The predominance of oral tradition, and the traditional force of the proverb in African cultures does not only illustrate the power of the spoken word, nommo, but serves as an educational tool and emerges as a narrative strategy in her writing. For Onwueme art and aesthetics, literature and oral narrative is based upon art's functional, collective and committed attributes. Historical consciousness and epic memory dominate the plot of her plays. Her work brings the range and beauty of her native Igbo culture to an international audience, and it also establishes an aesthetic bridge crucial to the development of a multicultural educational environment, (Onwueme, p. 14). Where ritual and tradition intersects with the construction of gender - the construction of a "woman", - her narrative framework is pertinent to women all around the world. In her vision a re-arrangement of the world and its affairs need to take place in order to bring change; such a strategy includes stripping the world of male hegemony, of wars, of famine, class and race oppression, of environmental plundering. Instead cultural and intercultural coherence, communication, rescue and restoration, cross-gender collaboration and harmony is enforced in Onwueme's literary renderings. Her voice is a forceful one among other Nigerian writers; her distinction comes from sixteen plays (ten published) and several lectures, tours, international premieres, cultural reunions, choral/ritual performances, poems, narrations, readings. As suggested in the African proverb, "A child who asks questions never misses the road", Onwueme "asks" questions for a "better" road in her dramatic and epic journeys. As I mentioned before her dramaturgy is close to Osofisan in the sense that their aesthetic creativity is centered on the functional, collective and committed attributes of art. She too has been influenced by African as well as Western theater; yet rituals of her native culture dominate her plays. The Broken Calabash, Parables For a Season, and The Reign of Wazobia define her centeredness in historical consciousness.

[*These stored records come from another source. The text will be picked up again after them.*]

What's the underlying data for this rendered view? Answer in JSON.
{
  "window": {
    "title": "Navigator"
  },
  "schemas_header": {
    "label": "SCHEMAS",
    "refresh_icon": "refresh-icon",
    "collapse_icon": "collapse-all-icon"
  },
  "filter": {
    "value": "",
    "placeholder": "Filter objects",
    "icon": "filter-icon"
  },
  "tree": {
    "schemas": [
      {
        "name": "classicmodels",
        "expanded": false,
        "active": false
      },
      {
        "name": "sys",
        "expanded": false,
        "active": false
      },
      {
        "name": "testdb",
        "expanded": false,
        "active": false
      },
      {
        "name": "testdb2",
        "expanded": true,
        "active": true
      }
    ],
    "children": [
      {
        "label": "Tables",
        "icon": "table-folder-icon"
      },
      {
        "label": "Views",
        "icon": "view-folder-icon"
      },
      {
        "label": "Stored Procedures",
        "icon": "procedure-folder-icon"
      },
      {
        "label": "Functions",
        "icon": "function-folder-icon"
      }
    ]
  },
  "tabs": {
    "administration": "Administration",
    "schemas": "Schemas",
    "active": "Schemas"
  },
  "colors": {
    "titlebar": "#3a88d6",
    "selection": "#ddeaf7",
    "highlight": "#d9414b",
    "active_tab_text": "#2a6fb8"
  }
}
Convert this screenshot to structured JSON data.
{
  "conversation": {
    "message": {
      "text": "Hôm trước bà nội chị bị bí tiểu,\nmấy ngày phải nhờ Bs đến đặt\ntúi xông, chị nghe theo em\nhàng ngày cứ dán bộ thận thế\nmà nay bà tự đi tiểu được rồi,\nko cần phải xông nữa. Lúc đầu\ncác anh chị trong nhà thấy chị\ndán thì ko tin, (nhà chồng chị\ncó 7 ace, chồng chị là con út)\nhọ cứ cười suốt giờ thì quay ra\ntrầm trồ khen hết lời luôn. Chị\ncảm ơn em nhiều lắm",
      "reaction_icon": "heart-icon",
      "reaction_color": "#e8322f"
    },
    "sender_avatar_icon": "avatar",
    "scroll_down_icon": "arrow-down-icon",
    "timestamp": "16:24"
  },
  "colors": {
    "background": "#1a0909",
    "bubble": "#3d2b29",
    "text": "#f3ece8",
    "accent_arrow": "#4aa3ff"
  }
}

In final analysis, both playwrights dwell on infinite possibilities that may ensue from an exploration of the past, and visions of the future which are capable of communicating a change. Bridging the gap between the impossible, restoring harmony and unity in face of fragmentation through initiation of traditional customs and the folk ways demonstrate the finesse and originality of their theatrical spectrum.

Works Cited

Anadolu-Okur, Nilgun. Contemporary African American Theater: Afrocentricity in the Works of Larry Neal, Amiri Baraka, and Charles Fuller. New York: Garland Publishing, 1997.

Fanon, Frantz. The Wretched of the Earth. New York: Grove Press, 1963.

Onwueme, Tess Akaeke. Three Plays. Detroit: Wayne State University Press, 1993.

Richards, Sandra L. Ancient Songs Set Ablaze: The Theatre of Femi Osofisan. Washington D.C.: Howard University Press, 1996.